Versorgung durch Caterer
Kitas und Schulen mit CO2-Sensoren ausgerüstet

Oberbürgermeister Klaus Muttach und Konrektorin Sabine Riehle in einem Klassenraum während der Notbetreuung. Ein Timer erinnert alle zwanzig Minuten an das regelmäßige Lüften, die CO2-Ampel misst parallel die Raumlufthygiene (beides Bildmitte).
  • Oberbürgermeister Klaus Muttach und Konrektorin Sabine Riehle in einem Klassenraum während der Notbetreuung. Ein Timer erinnert alle zwanzig Minuten an das regelmäßige Lüften, die CO2-Ampel misst parallel die Raumlufthygiene (beides Bildmitte).
  • Foto: Stadt Achern
  • hochgeladen von Matthias Kerber

Achern (st). Die Stadtverwaltung Achern will dem Schutz der Gesundheit der Kinder in den städtischen Einrichtungen „Bausteine“ hinzufügen. So wurden bereits jetzt für den Schulbetrieb in der Notbetreuung die Räumlichkeiten mit CO2-Sensoren ausgestattet. Die Stadtverwaltung geht davon aus, dass Raumlüften die effektivste Maßnahme zur Herstellung einer guten Raumluft darstellt. Alle 20 Minuten werden deshalb die Klassenräume und Fachräume „stoßgelüftet“. Darüber hinaus unterstützen CO2-Sensoren, damit bei Verminderung des Sauerstoffgehaltes rechtzeitig gewarnt wird und dann zusätzlich bedarfsgerecht wieder gelüftet wird.
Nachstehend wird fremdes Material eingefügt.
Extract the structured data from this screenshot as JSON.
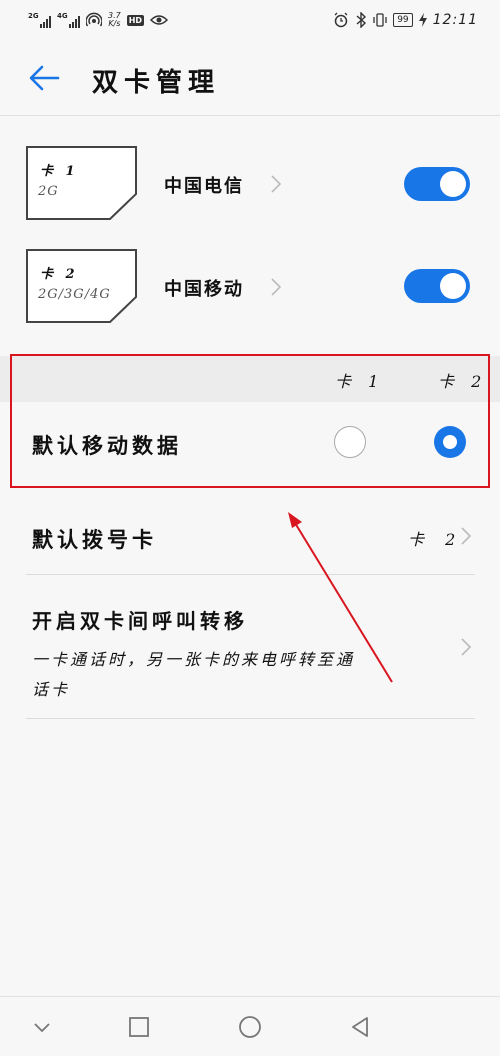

Aufgenommen hat die Stadtverwaltung Hinweise von Kindergartenleiterinnen und Schulleitungen mit Blick auf das regelmäßige Händewaschen der Kinder maximal verträgliche Seife einzusetzen. „Schon jetzt haben wir in Kindergärten und Schulen Seife im Einsatz, die nach einem dermatologischen Gutachten besonders verträglich und eigentlich für den besonders sensiblen medizinischen Bereich und Kurbereich gedacht ist. Trotzdem werden wir qualitativ noch eine Steigerung herbeiführen und dafür die Gewähr haben, dass gerade mit Blick auf Allergiker keine Duft- oder Hilfsstoffe enthalten sind. Die Gesundheit der Kinder rechtfertigt diesen finanziellen Mehraufwand in jedem Fall“, so Oberbürgermeister Klaus Muttach.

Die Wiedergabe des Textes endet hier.